L’allarme per gli infettivologi genovesi (che peraltro erano già preparati a questa evenienza) è scattato dopo una segnalazione dal San Martino. Il giovane si è presentato al pronto soccorso in tarda serata dicendo di essere arrivato dal Messico l’altro ieri. La verifica sui prelievi si è svolta nel corso della notte ed è prevedibile che già in mattinata si avrà il responso sulla presenza del virus che ha messo in allarme tutto il mondo. Se confermato, il caso di Genova sarebbe il sesto finora individuato nel nostro Paese. Ai tre pazienti nel Lazio e uno in Toscana individuati nei giorni scorsi, ieri si è aggiunta la conferma di un paziente dell’ospedale Careggi di Firenze. Lo ha precisato il ministero del Welfare. Il paziente è un giovane di 32 anni rientrato dal Messico il 30 aprile. «Il paziente sta bene ha avuto solo poche linee di febbre: la situazione è sotto controllo», ha detto il sottosegretario alla salute Ferruccio Fazio.
Continuano intanto a crescere i casi di Nuova Influenza in tutto il mondo. Il nuovo bilancio diffuso dall’Organizzazione mondiale della sanità (Oms) parla di 1.419 casi confermati con il numero di morti che raggiunge quota 31, 5 in più rispetto a lunedì. I nuovi decessi si sono verificati tre in Messico e due negli Usa. Una situazione monitorata costantemente ma che sembra, al momento, essere sotto controllo, soprattutto per quanto riguarda l’Europa anche se nelle ultime ore si sono verificati 15 casi di trasmissione secondaria. «Non siamo di fronte a casi di trasmissione del virus da influenza A/H1N1 a livello comunitario tra la popolazione – ha affermato il vicedirettore dell’Oms Keiji Fukuda -. Seguiamo da vicino la situazione in Spagna e nel Regno Unito, ma in questi due Paesi la trasmissione non appare estesa come in Messico e negli Stati Uniti».
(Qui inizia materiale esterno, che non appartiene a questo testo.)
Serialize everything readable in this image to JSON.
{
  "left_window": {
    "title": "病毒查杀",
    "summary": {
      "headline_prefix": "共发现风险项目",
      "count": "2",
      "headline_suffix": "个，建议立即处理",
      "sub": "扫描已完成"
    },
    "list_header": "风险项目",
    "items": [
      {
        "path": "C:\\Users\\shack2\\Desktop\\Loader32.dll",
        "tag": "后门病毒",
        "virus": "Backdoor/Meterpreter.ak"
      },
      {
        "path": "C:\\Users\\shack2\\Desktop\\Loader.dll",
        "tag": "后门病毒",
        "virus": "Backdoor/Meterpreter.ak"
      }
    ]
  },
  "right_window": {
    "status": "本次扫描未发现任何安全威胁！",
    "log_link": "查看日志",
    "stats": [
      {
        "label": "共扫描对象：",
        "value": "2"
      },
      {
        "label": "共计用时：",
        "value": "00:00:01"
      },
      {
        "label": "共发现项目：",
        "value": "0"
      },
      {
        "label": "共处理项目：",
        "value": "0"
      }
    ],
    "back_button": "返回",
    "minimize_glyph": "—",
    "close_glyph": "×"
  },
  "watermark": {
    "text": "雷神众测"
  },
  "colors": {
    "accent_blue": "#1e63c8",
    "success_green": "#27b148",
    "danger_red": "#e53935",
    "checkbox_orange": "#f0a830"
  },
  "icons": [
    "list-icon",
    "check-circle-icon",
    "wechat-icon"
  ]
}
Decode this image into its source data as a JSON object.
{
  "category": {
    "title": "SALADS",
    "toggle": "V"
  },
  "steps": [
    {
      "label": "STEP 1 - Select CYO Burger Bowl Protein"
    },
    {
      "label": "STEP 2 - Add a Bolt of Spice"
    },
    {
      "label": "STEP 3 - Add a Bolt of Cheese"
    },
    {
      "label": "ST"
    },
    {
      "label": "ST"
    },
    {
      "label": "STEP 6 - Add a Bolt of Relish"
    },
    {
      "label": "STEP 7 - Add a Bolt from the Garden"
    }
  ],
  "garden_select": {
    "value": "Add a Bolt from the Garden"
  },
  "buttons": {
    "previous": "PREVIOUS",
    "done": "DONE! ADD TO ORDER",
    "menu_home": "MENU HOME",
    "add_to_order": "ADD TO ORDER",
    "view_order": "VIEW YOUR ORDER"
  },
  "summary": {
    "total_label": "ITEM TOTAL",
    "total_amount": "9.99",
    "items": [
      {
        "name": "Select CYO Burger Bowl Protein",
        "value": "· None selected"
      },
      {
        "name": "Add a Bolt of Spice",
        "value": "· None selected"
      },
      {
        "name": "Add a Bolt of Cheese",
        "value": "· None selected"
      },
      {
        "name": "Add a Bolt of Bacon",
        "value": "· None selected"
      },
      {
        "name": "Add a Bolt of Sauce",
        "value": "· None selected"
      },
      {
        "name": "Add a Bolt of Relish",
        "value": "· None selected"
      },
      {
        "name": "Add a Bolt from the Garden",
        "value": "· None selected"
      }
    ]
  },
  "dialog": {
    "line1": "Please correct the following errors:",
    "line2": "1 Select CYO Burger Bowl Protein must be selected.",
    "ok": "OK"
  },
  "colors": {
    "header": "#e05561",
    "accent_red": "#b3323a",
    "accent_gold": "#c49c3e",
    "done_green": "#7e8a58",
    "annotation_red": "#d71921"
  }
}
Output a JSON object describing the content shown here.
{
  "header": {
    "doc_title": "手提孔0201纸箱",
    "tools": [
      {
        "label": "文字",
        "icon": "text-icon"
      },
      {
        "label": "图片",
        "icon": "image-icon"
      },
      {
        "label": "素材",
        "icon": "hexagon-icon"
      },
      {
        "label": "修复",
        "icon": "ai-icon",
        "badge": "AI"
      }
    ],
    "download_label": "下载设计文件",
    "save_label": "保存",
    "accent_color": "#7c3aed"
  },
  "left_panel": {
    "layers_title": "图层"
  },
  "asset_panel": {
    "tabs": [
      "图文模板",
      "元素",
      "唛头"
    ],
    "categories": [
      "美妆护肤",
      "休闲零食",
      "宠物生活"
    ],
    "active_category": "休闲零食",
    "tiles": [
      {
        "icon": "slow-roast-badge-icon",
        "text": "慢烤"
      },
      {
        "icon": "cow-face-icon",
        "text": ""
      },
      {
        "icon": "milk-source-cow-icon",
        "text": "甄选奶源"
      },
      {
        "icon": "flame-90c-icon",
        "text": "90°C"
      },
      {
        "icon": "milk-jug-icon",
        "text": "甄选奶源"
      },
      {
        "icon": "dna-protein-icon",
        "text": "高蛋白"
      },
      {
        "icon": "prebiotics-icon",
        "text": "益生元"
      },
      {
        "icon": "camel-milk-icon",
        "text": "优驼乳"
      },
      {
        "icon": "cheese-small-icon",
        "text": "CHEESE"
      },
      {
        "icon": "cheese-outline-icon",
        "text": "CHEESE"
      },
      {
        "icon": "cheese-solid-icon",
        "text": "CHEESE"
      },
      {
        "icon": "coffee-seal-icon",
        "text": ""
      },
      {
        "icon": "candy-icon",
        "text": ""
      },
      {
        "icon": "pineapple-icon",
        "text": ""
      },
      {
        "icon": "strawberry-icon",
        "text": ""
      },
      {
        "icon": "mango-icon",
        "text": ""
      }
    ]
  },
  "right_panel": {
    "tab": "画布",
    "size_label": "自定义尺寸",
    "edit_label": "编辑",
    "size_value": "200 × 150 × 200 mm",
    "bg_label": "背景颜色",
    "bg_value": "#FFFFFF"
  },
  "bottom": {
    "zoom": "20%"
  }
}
Complessivamente l’epidemia della nuova influenza continua a mostrarsi poco aggressiva in tutto il mondo e anche in Messico la situazione sembra decisamente migliorare e il Paese si prepara a riprendere diverse attività con la riapertura, nella prossima settimana, di scuole, ristoranti, bar, musei e biblioteche. «Abbiamo salvato migliaia di vite, non solo nel Messico ma nel mondo intero», ha detto il presidente del Messico, Felipe Calderon, in un messaggio televisivo alla nazione.
Nel Paese dove l’influenza suina ha avuto origine, e quello più duramente colpito, la vita sta tornando lentamente alla normalità, anche se non mancano “strane” conseguenze. I produttori delle celebri «telenovelas» messicane ad esempio hanno cambiato in le sceneggiature, per escludere scene con baci e carezze, ma anche riprese in esterni che potrebbero causare agglomerati di folla.
In Messico tuttavia c’è un cauto ottimismo sull’evoluzione della malattia. «Si osserva una tendenza alla riduzione dei casi sospetti di contagio», ha detto il ministro messicano della Sanità, José Angel Cordova. Da oggi riprenderanno gradualmente le attività scolastiche e lavorative, sospese da cinque giorni.R. C.